El núcleo de su trabajo retorna a la propuesta de Lenin de 1914, en el sentido de “transformar la guerra imperialista entre los pueblos en una guerra civil de las clases oprimidas contra sus opresores”. Sostiene que el gran problema ha sido, en paralelo, el abandono del concepto de clase, además del de guerra y revolución. Y asegura que la coyuntura actual es muy similar a la de 1914.

Esta es una primera y decisiva diferencia: en este continente, la guerra está presente y es inocultable, en particular contra los pueblos originarios y negros, campesinos y habitantes de las periferias urbanas. Las “guerras contra las drogas” y la apropiación de territorios por el extractivismo son apenas la última versión de una guerra de siglos contra los pueblos.

Sin embargo, el aspecto central a destacar es otro. Los pueblos están enfrentando las guerras en su contra de forma asimétrica, no porque sean pacifistas, sino porque una larga experiencia de cinco siglos los convenció de que para sobrevivir como pueblos deben tomar otros caminos.

El zapatismo ha conseguido romper las ataduras que había entre revolución y guerra y, en el mismo proceso, ha extirpado de la revolución sus adherencias estatistas, para dejar su núcleo intacto: recuperación de los medios de producción y de cambio, creación de nuevas relaciones sociales y de poderes no estatales. Las autonomías son el camino, tanto para resistir la guerra de despojo como para afirmarse como pueblos que se autogobiernan.

Es cierto que las izquierdas europeas y también las latinoamericanas se han quedado sin política, sin propuestas concretas ante la guerra. Pero los pueblos de este continente, expertos en sobrevivir a las guerras de despojo, están tomando caminos inéditos, como lo hacen los mapuches, los nasa y misak, las decenas de pueblos amazónicos y los pueblos negros y campesinos para afrontar esta guerra. Comienzan a colocar la autonomía en un lugar central de sus construcciones y reflexiones, algo que al parecer escapa a los intelectuales de ambos lados del océano.

Una muestra adicional de ese eurocentrismo que pretende hablar por los pueblos oprimidos, es cuando Lazzarato señala que “el gran mérito de la revolución rusa fue abrir el camino a la revolución de los pueblos oprimidos”. Olvida nada menos la Revolución Mexicana y la primera revolución china. Los procesos más profundos nacen en las periferias y mucho después se expanden hacia el centro.

No es cierto que “la posición más clara en relación con la guerra sigue siendo la socialista revolucionaria” durante la Primera Guerra Mundial.
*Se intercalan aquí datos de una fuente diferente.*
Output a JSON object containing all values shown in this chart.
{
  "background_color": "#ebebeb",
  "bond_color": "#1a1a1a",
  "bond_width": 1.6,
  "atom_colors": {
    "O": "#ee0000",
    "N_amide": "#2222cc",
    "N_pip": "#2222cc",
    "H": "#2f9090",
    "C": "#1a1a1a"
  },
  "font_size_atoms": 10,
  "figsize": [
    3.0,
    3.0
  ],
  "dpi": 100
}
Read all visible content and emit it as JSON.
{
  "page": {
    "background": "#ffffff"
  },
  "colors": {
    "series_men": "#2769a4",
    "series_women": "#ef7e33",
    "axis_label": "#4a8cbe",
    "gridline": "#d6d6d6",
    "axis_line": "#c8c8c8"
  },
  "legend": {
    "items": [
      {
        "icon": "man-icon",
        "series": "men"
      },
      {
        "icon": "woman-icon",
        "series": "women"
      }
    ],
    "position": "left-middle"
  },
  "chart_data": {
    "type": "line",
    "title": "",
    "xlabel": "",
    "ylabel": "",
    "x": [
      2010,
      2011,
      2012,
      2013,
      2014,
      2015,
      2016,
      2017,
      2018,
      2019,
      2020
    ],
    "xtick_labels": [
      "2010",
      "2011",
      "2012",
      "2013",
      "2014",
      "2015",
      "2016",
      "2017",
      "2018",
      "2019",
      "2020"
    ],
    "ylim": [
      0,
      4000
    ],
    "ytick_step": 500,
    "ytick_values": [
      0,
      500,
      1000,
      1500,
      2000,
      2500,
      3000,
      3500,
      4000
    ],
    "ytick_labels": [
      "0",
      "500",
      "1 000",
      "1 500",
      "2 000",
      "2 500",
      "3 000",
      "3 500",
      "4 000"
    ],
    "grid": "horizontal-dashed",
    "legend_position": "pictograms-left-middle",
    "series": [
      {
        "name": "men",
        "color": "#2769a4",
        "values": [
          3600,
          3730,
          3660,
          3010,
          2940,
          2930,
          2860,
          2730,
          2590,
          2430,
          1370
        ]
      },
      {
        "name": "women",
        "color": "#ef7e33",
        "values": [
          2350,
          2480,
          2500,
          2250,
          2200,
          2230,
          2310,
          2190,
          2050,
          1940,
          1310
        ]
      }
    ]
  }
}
Fue muy valiosa en su momento, para las clases trabajadoras de Rusia y de Europa. Fracasó en China, donde los comunistas tomaron caminos bien distintos, creando bases rojas liberadas por el ejército campesino, proceso que siguieron otros pueblos del sur.

Los eurocentristas creen comprender lo que sucede en América Latina y consideran nuestras luchas como “laboratorios” que confirmarían sus elucubraciones. Algunos de ellos se sienten “teóricamente desarmados” frente a la guerra, pero no quieren aprender de las experiencias de pueblos que sobreviven a cinco siglos de masacres y exterminios. Sólo atienden la producción teórica de las academias y de las izquierdas que se referencian en los estados-nación, o sea, a la colonialidad del poder.

Me parece necesario reflexionar sobre cómo los pueblos de raíz maya organizados en el EZLN han desarticulado el matrimonio revolución-guerra, que tantos daños nos hizo en el pasado inmediato, y tan malos resultados obtuvo.

Ya no es posible ignorar quiénes fueron exterminados en las guerras centroamericanas, y cómo las vanguardias se reposicionaron en la legalidad, abandonando a los pueblos que usaron (sí, usaron) para su guerra “revolucionaria”.

La decisión de encarar la resistencia civil pacífica para enfrentar la guerra asimétrica y de exterminio del Estado mexicano, es una determinación estratégica, pero no tiene la menor relación con el pacifismo, si algo he comprendido del zapatismo. Se trata de una lectura desde abajo, desde los pueblos, de los desafíos que nos está lanzando el ­sistema.